NOM Prénom : BENALI Maymouna (octogénaire)

Métier : Femme au foyer Sa place à Figuig : Ancienne habitante, ayant passé la majeure partie de sa vie à Figuig dans le ksar Date de l’entretien : Septembre 2017 Lieu de l’entretien : Mohammedia Habitation actuelle : Mohammedia Ma grand-mère paternelle, qui a joué un rôle majeur dans le maintien de la famille Benali, n’ayant jamais cessé de répéter : Il faut entretenir notre maison dans le ksar, et ne jamais l’abandonner. Elle fait partie des personnes qui ont le plus cette prise de conscience vis-à-vis de notre héritage et n’hésite pas à le rappeler chaque fois qu’elle en a l’occasion. Amine Benali : Comment percevez-vous votre héritage? Tout était merveilleux, utile et parlant. Les maisons, les ruelles, les jardins, les voisins et cousins etc. Même les palmiers et les dattes avaient une valeur inestimable. Aujourd’hui toutes ces choses ont perdu leurs valeurs et sont toutes abandonnées à leurs destins. Les maisons, les jardins etc. ne sont plus entretenus comme auparavant. Les maisons sont désertées et les jardins sont abandonnés. A.B : Pourquoi avoir quitté la maison dans le ksar? Les années cinquante ont connus la séparation du foyer familiale où habitaient les trois frères (dont mon mari) âpres leurs mariages. Donc en premier temps chacun habitait dans un coin de la même maison. Les frères sont partis ensuite travailler en France ou en Algérie, et a leur retour deux des trois frères ont acquis un terrain voisin et ont construit chacun sa nouvelle maison avec des pierres et ciment armé tout en entretenant l’ancienne maison (années soixante). A partir de 1970, les enfants, pour suivre leurs études (après le brevet) sont obligés d’aller au lycée à la ville la plus proche (Oujda) située à 385 Km de Figuig. Au même temps le mari a acheté une partie d’un commerce à Berkane (60 Km d’Oujda, soit 445 Km de Figuig) ce qui nous a contraint de déménager tous à Berkane au début des années 70. A.B : En quoi l’entretien du ksar devenait-il encombrant? Les maisons du ksar sont en terre avec de la toiture en branche de palmier et terre. Elles exigent donc un entretien continu surtout pendant le temps des pluies qui usent les murs et endommagent les toits. Les maisons (ou la plus part) étaient non habitées ce qui accélère leur endommagement 104


et les rend rapidement non utilisables.

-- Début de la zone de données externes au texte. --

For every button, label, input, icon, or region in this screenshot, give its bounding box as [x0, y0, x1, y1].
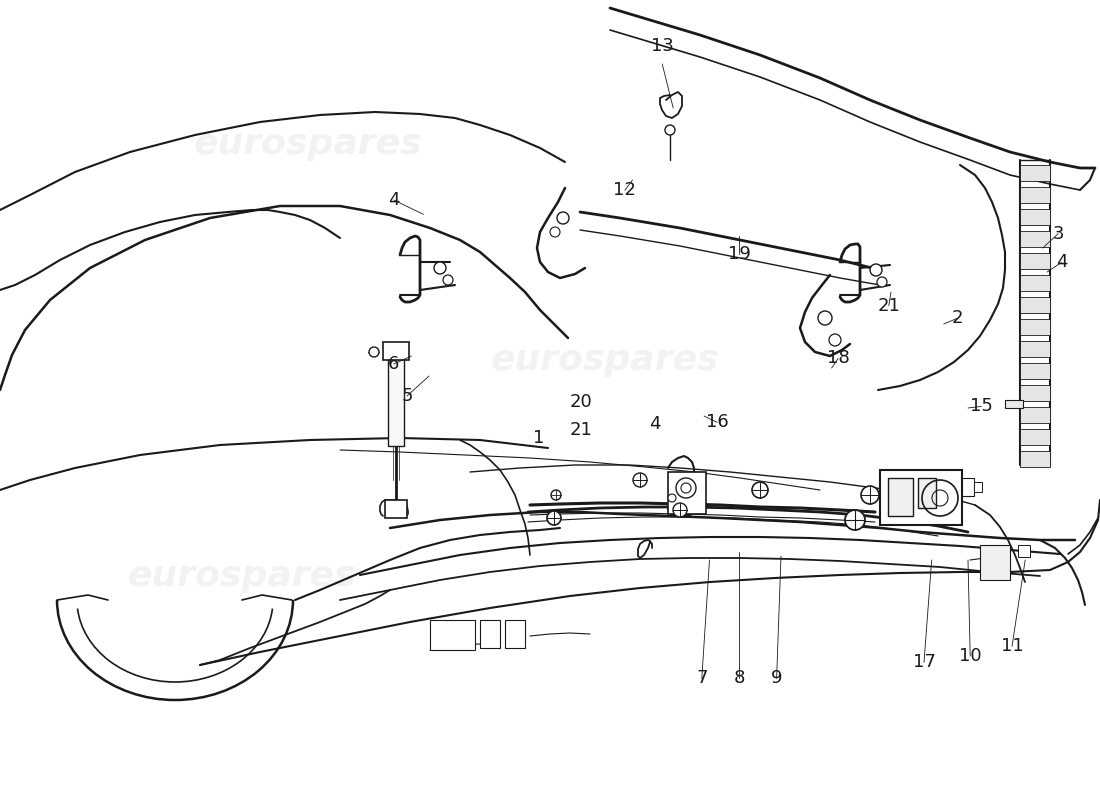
Bar — [1020, 319, 1050, 335]
Circle shape — [547, 511, 561, 525]
Text: 4: 4 — [1056, 254, 1067, 271]
Bar — [383, 342, 409, 360]
Text: 2: 2 — [952, 310, 962, 327]
Text: 11: 11 — [1001, 638, 1023, 655]
Bar — [1020, 363, 1050, 379]
Text: 21: 21 — [878, 297, 900, 314]
Bar — [388, 358, 404, 446]
Text: 6: 6 — [388, 355, 399, 373]
Text: 9: 9 — [771, 670, 782, 687]
Text: 13: 13 — [651, 38, 673, 55]
Bar — [430, 620, 475, 650]
Text: 7: 7 — [696, 670, 707, 687]
Circle shape — [877, 277, 887, 287]
Text: 4: 4 — [388, 191, 399, 209]
Circle shape — [668, 494, 676, 502]
Bar — [1020, 231, 1050, 247]
Bar — [1020, 187, 1050, 203]
Circle shape — [673, 503, 688, 517]
Text: 8: 8 — [734, 670, 745, 687]
Bar — [480, 620, 501, 648]
Text: eurospares: eurospares — [128, 559, 356, 593]
Bar — [1020, 275, 1050, 291]
Circle shape — [752, 482, 768, 498]
Bar — [1020, 209, 1050, 225]
Circle shape — [550, 227, 560, 237]
Bar — [962, 478, 974, 496]
Circle shape — [434, 262, 446, 274]
Bar — [385, 500, 407, 518]
Bar — [888, 478, 913, 516]
Circle shape — [845, 510, 865, 530]
Circle shape — [632, 473, 647, 487]
Bar — [1020, 429, 1050, 445]
Circle shape — [557, 212, 569, 224]
Bar — [668, 472, 706, 514]
Circle shape — [666, 125, 675, 135]
Circle shape — [443, 275, 453, 285]
Bar — [880, 470, 962, 525]
Text: 4: 4 — [649, 415, 660, 433]
Text: 16: 16 — [706, 414, 728, 431]
Circle shape — [829, 334, 842, 346]
Text: 18: 18 — [827, 350, 849, 367]
Bar — [1020, 253, 1050, 269]
Circle shape — [870, 264, 882, 276]
Bar — [1020, 451, 1050, 467]
Bar — [1020, 341, 1050, 357]
Text: 1: 1 — [534, 430, 544, 447]
Circle shape — [551, 490, 561, 500]
Circle shape — [861, 486, 879, 504]
Text: 15: 15 — [970, 398, 992, 415]
Text: 3: 3 — [1053, 225, 1064, 242]
Bar — [1020, 165, 1050, 181]
Circle shape — [818, 311, 832, 325]
Text: 5: 5 — [402, 387, 412, 405]
Bar — [1020, 385, 1050, 401]
Bar — [1020, 297, 1050, 313]
Bar — [1020, 407, 1050, 423]
Text: 20: 20 — [570, 393, 592, 410]
Bar — [1005, 400, 1023, 408]
Bar — [918, 478, 936, 508]
Bar — [1018, 545, 1030, 557]
Bar — [980, 545, 1010, 580]
Text: 17: 17 — [913, 654, 935, 671]
Text: 12: 12 — [614, 182, 636, 199]
Text: 21: 21 — [570, 422, 592, 439]
Bar — [505, 620, 525, 648]
Bar — [974, 482, 982, 492]
Text: 19: 19 — [728, 246, 750, 263]
Text: 10: 10 — [959, 647, 981, 665]
Text: eurospares: eurospares — [491, 343, 719, 377]
Circle shape — [368, 347, 379, 357]
Text: eurospares: eurospares — [194, 127, 422, 161]
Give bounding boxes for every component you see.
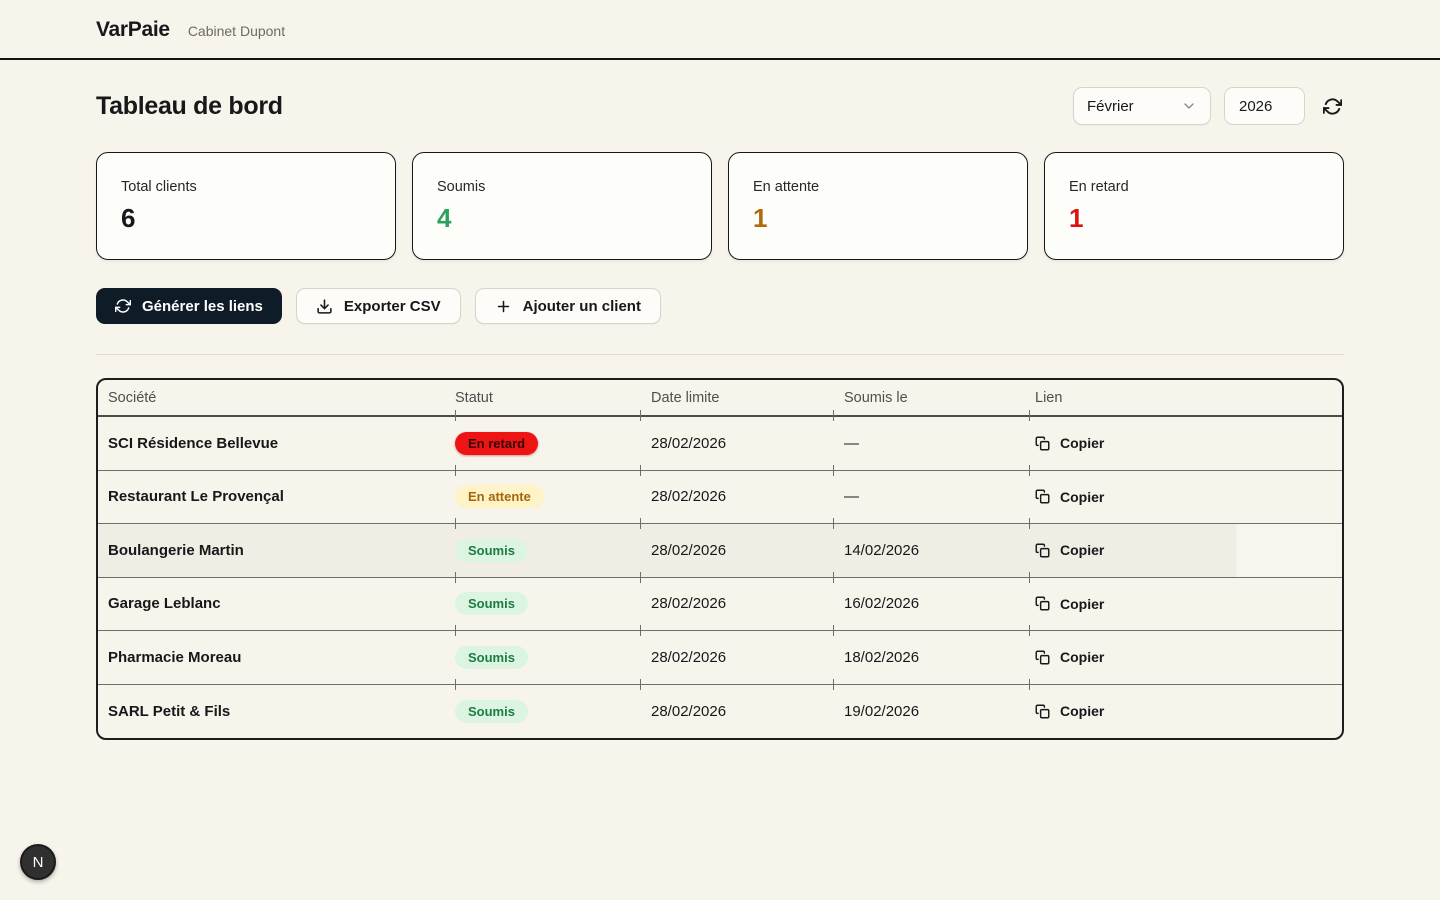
generate-links-label: Générer les liens [142, 297, 263, 315]
refresh-icon [115, 298, 131, 314]
company-name: Pharmacie Moreau [108, 648, 242, 666]
copy-icon [1035, 543, 1050, 558]
month-select-value: Février [1087, 97, 1134, 115]
column-header-date-limite: Date limite [639, 380, 833, 421]
stat-label: En retard [1069, 179, 1129, 195]
company-name: SARL Petit & Fils [108, 702, 231, 720]
copy-label: Copier [1060, 649, 1105, 666]
status-badge: En retard [455, 431, 539, 455]
copy-icon [1035, 436, 1050, 451]
submitted-date: 16/02/2026 [832, 578, 1029, 636]
company-name: SCI Résidence Bellevue [108, 434, 279, 452]
submitted-date: 14/02/2026 [832, 524, 1029, 582]
stat-value: 4 [437, 203, 452, 233]
deadline-date: 28/02/2026 [639, 524, 833, 582]
refresh-icon [1323, 97, 1342, 116]
add-client-button[interactable]: Ajouter un client [474, 288, 661, 324]
column-header-societe: Société [108, 389, 157, 406]
brand-logo: VarPaie [96, 18, 170, 41]
deadline-date: 28/02/2026 [651, 702, 727, 720]
add-client-label: Ajouter un client [522, 297, 641, 315]
deadline-date: 28/02/2026 [639, 578, 833, 636]
export-csv-button[interactable]: Exporter CSV [295, 288, 461, 324]
chevron-down-icon [1181, 98, 1197, 114]
copy-icon [1035, 489, 1050, 504]
copy-link-button[interactable]: Copier [1035, 489, 1104, 505]
copy-link-button[interactable]: Copier [1035, 596, 1104, 612]
table-row: Garage Leblanc Soumis 28/02/2026 16/02/2… [98, 578, 1342, 636]
stat-label: Total clients [121, 179, 197, 195]
filter-controls: Février [1073, 87, 1344, 125]
copy-icon [1035, 650, 1050, 665]
deadline-date: 28/02/2026 [639, 471, 833, 529]
stat-value: 6 [121, 203, 136, 233]
column-header-lien: Lien [1028, 380, 1342, 421]
main-content: Tableau de bord Février Total clients 6 … [0, 87, 1440, 740]
submitted-date: — [832, 417, 1029, 475]
floating-n-button[interactable]: N [20, 844, 56, 880]
year-input[interactable] [1224, 87, 1305, 125]
company-name: Garage Leblanc [108, 595, 221, 613]
column-header-soumis-le: Soumis le [832, 380, 1029, 421]
stat-card-en-attente: En attente 1 [728, 152, 1028, 260]
stat-label: En attente [753, 179, 820, 195]
stat-card-en-retard: En retard 1 [1044, 152, 1344, 260]
download-icon [316, 298, 333, 315]
generate-links-button[interactable]: Générer les liens [96, 288, 282, 324]
status-badge: Soumis [455, 645, 528, 669]
clients-table: Société Statut Date limite Soumis le Lie… [96, 378, 1344, 740]
copy-label: Copier [1060, 488, 1105, 505]
deadline-date: 28/02/2026 [639, 631, 833, 689]
copy-icon [1035, 704, 1050, 719]
status-badge: Soumis [455, 592, 528, 616]
table-row: Pharmacie Moreau Soumis 28/02/2026 18/02… [98, 631, 1342, 689]
company-name: Restaurant Le Provençal [108, 488, 284, 506]
organization-name: Cabinet Dupont [187, 23, 286, 39]
status-badge: En attente [455, 485, 544, 509]
section-divider [96, 354, 1344, 355]
table-row: Restaurant Le Provençal En attente 28/02… [98, 471, 1342, 529]
copy-label: Copier [1060, 595, 1105, 612]
table-row: SARL Petit & Fils Soumis 28/02/2026 19/0… [98, 685, 1342, 739]
status-badge: Soumis [455, 699, 528, 723]
stat-cards: Total clients 6 Soumis 4 En attente 1 En… [96, 152, 1344, 260]
table-row: Boulangerie Martin Soumis 28/02/2026 14/… [98, 524, 1342, 582]
status-badge: Soumis [455, 538, 528, 562]
copy-icon [1035, 596, 1050, 611]
title-row: Tableau de bord Février [96, 87, 1344, 125]
copy-label: Copier [1060, 542, 1105, 559]
table-header: Société Statut Date limite Soumis le Lie… [98, 380, 1342, 421]
page-title: Tableau de bord [96, 91, 283, 120]
column-header-statut: Statut [454, 380, 640, 421]
refresh-button[interactable] [1321, 95, 1344, 118]
submitted-date: 18/02/2026 [832, 631, 1029, 689]
table-row: SCI Résidence Bellevue En retard 28/02/2… [98, 417, 1342, 475]
plus-icon [495, 298, 512, 315]
submitted-date: — [832, 471, 1029, 529]
company-name: Boulangerie Martin [108, 541, 244, 559]
stat-label: Soumis [437, 179, 486, 195]
action-buttons: Générer les liens Exporter CSV Ajouter u… [96, 288, 1344, 324]
copy-link-button[interactable]: Copier [1035, 542, 1104, 558]
table-body: SCI Résidence Bellevue En retard 28/02/2… [98, 417, 1342, 738]
stat-card-soumis: Soumis 4 [412, 152, 712, 260]
stat-value: 1 [1069, 203, 1084, 233]
export-csv-label: Exporter CSV [343, 297, 441, 315]
stat-card-total-clients: Total clients 6 [96, 152, 396, 260]
month-select[interactable]: Février [1073, 87, 1211, 125]
copy-label: Copier [1060, 703, 1105, 720]
stat-value: 1 [753, 203, 768, 233]
copy-link-button[interactable]: Copier [1035, 435, 1104, 451]
deadline-date: 28/02/2026 [639, 417, 833, 475]
submitted-date: 19/02/2026 [844, 702, 920, 720]
copy-link-button[interactable]: Copier [1035, 703, 1104, 719]
copy-link-button[interactable]: Copier [1035, 649, 1104, 665]
copy-label: Copier [1060, 435, 1105, 452]
top-bar: VarPaie Cabinet Dupont [0, 0, 1440, 60]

De même il est pratiquement impossible d’engager quelqu’un pour veiller sur l’entretien des anciennes maisons ou de les louer, en plus de l’insuffisance des moyens matériels ; et dans la plus part des cas il y a également l’absence de compréhension entre les différents héritiers. A.B : Comment trouvez-vous le nouvel habitat (en dehors du ksar)? nb : précisions, en matériaux transformés comme le ciment, les parpaings etc.. Il faut noter qu’avant les années soixante, même les nouvelles constructions dans le Ksar (extension) étaient construites en terre comme les anciennes. Mais à partir des années soixante, l’extension au sud du Ksar et sa proximité a connu les premières maisons construites en pierres, en briques de ciment et des toits en dalles de ciment armé. L’ancien habitat est plus commode et meilleur que le nouveau pour plusieurs raisons : la proximité des bains public gratuits (Bahbouha ou Ifli), la possibilité de se déplacer dans le Ksar l’été comme l’hiver sans problème (la majorité des ruelles entre les habitations sont couvertes par un toit, climat convenable dans ces maisons : moins froides l’hiver et moins chaudes l’été, etc. A.B : Ksar de Figuig, culture ou architecture? L’architecture du Ksar permettait une très bonne communication entre les différents habitants. Les habitants étaient solidaires et vivaient en communauté surtout au moment des événements religieux ou familiaux (mariages, décès, naissances, etc.). Les maisons ou la plupart avaient des petites cours au milieu entourées d’arcades (asswari) avec cuisine et cheminée au milieu de la cuisine. Les hommes exerçaient des petits métiers (vendeur, journaliers, etc.) et s’occupaient de la culture des jardins familiaux et des palmiers dattiers et les femmes en plus de la cuisine elles travaillent la laine et tissent des Djellabas et Bernouse qu’elles vendent le jour du Souk (Marché). Le travail primaire de la laine est réalisé individuellement (par habitat) et le tissage principalement est organisé en groupe tel que chacun à son tour pour le tissage finale des Djellabas et de Bernouses.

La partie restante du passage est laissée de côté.